Abdelilah Benkirane, Premier ministre du Maroc

Devant le soulèvement des peuples arabes contre l’injustice, l’absence de démocratie et de libertés et la revendication de la simple dignité avant tout, chacun des régimes des pays concernés a opté une attitude pour gérer les mouvements. C’est ainsi qu’au Maroc, suite aux contestations du mouvement du 20 février, les décideurs ont privilégié la voie pacifique de la sagesse en optant pour des changements, qui ne répondent pas totalement aux attentes des Marocains, certes; mais, il faut le reconnaitre, ces changements  permettent tout de même de garder l’espoir  en une transformation graduelle vers une démocratie plus concrète permettant une répartition équitable des richesses et une équité des chances pour tous les citoyens.

Dans l’histoire du pays depuis  son indépendance,  Le 25 novembre2011  restera  une date considérée  comme le début d’une ère nouvelle. En effet, elle a connu Les premières élections législatives  unanimement reconnues libres,  indépendantes et n’ayant subi aucune altération. Bien que le taux de participation déclaré officiellement ne fût que de 45.40%, c’est la première fois qu’il y a unanimité entre tous les acteurs politiques, les observateurs nationaux et internationaux et la société civile marocaine sur le fait que ces élections ont été une réussite sans précédent. Ce qui ne rend que plus crédible la victoire du parti Justice et du Développement (PJD)  qui enlève 107 sièges sur un total de 395 soit 27.08%.

Une première lecture du fait révèle nettement une régression des partis dits  progressistes  et libéraux, sanctionnés pour leurs  résultats  médiocres réalisés depuis 1997, au nom d’un gouvernement dirigé par le socialiste Abderrahman El-Youssoufi. Pour laisser place à la montée du  parti islamique PJD,  les partis de la Koutla (PI, USFP et le PPS) réunis  n’ont remportés que 109 sièges.

La seconde observation portera sur  la défaillance du mode électoral adopté, qui ne peut donner, en aucun cas, à un parti la possibilité de constituer une majorité aisée lui permettant de gouverner seul et d’appliquer  son programme, d’où la nécessité d’une cohabitation politique systématique, impliquant des concessions  contraignantes en terme de respect du choix de l’électorat d’une part et d’autre part d’être effectivement jugé sur résultats de fin du mandat.
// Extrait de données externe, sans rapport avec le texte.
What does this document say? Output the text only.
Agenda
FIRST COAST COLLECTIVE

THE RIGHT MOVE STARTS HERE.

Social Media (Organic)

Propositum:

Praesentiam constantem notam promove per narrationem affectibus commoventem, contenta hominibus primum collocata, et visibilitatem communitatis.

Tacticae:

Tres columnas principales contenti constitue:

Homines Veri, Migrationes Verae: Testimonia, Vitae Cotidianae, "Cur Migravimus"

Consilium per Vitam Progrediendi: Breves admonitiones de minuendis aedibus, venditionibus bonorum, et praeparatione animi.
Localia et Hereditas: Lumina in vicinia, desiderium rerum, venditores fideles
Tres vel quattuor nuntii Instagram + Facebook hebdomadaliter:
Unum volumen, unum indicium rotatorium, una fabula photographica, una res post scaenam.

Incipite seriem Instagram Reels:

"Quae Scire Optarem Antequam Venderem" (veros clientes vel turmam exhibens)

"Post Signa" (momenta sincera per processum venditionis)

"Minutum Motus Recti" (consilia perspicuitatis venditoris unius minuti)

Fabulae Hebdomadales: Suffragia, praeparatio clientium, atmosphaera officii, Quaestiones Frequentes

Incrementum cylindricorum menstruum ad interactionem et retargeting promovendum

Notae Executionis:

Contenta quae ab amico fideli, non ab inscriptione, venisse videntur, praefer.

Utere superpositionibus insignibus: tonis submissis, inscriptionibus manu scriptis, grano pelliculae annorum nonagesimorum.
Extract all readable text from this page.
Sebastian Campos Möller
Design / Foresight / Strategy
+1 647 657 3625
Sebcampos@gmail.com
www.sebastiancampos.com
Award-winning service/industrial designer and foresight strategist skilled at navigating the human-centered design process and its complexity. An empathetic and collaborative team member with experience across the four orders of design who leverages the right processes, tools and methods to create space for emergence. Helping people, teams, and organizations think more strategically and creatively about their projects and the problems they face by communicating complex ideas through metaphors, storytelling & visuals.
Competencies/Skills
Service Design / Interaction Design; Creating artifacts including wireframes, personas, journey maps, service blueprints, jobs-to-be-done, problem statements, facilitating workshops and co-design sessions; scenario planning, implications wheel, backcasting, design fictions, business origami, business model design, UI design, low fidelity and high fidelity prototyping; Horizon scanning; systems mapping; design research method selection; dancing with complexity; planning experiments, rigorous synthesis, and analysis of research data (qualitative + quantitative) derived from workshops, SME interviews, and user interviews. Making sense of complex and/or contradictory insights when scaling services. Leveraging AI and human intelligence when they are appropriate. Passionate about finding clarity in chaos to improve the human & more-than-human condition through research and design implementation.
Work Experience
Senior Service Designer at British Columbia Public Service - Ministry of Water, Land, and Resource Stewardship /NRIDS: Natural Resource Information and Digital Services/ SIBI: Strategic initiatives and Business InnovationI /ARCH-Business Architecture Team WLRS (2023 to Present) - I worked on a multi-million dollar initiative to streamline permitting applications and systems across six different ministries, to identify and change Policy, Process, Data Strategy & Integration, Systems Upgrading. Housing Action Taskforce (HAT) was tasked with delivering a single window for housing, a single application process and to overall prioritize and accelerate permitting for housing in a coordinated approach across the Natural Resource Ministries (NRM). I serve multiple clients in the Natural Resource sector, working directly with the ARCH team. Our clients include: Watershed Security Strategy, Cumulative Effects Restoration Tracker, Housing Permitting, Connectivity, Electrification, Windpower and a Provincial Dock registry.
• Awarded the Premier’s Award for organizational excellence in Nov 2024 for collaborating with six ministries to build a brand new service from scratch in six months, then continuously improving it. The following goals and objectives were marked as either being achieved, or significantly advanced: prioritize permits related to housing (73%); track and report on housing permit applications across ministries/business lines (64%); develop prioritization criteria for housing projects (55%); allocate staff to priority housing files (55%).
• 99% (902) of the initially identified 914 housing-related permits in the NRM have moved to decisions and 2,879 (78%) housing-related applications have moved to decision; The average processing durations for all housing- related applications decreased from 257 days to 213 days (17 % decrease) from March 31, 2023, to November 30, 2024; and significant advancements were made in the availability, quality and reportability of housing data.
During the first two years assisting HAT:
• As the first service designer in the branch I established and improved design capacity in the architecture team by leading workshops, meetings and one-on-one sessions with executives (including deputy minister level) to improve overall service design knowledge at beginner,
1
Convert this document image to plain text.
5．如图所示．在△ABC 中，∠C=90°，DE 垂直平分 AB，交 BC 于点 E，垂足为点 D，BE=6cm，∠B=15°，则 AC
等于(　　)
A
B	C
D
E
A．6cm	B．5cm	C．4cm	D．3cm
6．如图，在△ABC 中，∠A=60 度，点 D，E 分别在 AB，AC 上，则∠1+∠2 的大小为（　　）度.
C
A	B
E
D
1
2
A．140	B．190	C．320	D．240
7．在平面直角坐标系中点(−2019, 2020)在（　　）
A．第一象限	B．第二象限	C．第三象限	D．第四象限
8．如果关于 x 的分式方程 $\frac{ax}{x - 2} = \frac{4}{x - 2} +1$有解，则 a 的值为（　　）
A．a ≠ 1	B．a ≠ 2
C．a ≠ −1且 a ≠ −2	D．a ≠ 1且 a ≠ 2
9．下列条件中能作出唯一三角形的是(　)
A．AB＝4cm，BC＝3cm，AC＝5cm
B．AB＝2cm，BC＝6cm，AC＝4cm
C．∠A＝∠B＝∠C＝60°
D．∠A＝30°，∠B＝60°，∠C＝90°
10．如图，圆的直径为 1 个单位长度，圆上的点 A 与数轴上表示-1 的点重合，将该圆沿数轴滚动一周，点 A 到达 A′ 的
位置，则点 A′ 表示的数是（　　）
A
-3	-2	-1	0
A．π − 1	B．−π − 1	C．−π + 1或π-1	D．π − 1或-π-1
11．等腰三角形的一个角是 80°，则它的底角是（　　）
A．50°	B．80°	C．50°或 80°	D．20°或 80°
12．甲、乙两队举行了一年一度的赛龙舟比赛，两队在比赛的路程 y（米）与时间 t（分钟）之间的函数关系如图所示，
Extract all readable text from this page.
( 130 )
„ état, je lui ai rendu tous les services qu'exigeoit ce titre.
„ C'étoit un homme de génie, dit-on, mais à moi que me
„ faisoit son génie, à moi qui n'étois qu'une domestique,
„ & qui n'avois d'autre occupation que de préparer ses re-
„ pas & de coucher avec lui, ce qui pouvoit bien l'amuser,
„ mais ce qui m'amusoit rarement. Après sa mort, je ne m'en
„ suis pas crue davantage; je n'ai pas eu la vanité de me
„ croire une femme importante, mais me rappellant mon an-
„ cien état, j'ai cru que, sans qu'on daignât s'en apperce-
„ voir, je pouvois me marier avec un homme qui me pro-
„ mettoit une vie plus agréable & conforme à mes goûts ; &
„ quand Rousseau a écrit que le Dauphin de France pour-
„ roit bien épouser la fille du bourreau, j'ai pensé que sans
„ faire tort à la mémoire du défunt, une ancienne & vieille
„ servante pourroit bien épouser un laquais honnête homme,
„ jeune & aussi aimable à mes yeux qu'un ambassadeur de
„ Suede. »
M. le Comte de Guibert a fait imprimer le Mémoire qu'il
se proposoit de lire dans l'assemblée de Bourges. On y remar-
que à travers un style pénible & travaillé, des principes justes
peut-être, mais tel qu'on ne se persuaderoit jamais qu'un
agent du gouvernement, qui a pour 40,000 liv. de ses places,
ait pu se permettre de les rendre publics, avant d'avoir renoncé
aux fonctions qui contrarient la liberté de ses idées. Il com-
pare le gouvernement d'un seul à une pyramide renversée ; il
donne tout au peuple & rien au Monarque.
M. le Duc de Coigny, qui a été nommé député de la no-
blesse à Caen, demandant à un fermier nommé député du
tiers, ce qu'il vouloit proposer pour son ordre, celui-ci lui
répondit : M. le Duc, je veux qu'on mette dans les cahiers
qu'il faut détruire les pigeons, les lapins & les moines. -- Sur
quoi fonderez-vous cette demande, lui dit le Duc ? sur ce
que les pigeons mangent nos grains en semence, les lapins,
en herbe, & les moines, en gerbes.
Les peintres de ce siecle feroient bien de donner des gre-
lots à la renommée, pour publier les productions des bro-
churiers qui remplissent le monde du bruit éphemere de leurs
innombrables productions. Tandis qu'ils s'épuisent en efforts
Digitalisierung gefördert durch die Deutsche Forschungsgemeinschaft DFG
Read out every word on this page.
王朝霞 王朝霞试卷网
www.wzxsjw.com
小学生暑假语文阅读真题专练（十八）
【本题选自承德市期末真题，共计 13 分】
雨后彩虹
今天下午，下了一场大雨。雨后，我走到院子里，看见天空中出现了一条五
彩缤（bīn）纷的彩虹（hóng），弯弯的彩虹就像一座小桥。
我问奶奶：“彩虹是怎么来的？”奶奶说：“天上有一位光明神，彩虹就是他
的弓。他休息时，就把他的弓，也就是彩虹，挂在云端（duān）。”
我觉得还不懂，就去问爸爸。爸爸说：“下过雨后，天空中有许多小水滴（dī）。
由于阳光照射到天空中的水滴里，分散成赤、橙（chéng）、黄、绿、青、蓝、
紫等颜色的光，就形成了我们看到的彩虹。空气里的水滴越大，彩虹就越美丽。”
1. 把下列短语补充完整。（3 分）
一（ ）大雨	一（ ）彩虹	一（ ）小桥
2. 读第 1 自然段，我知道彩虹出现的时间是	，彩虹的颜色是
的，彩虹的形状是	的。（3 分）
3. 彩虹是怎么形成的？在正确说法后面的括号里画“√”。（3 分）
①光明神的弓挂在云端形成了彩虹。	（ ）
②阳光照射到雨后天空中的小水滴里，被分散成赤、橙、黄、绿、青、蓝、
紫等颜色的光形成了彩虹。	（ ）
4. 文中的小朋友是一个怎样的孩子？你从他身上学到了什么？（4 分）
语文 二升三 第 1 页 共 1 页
En dernier lieu il faut attirer l’attention sur le fait qu’ il importe de noter que toutes les étapes qu’a traversé le Maroc au cours de la dernière année, ne sont que des moyens; la fin étant le résultat auquel vont mener  ces changements. Il est donc trop tôt pour juger du succès ou de la stabilité du processus de réforme au pays. Ceci dit, il est clair que les défis demeurent énormes, l’héritage étant lourd, la responsabilité de réussir incombe à tout le monde et à tous les niveaux, institution royale, partis politiques (majorité et opposition)  et société civile.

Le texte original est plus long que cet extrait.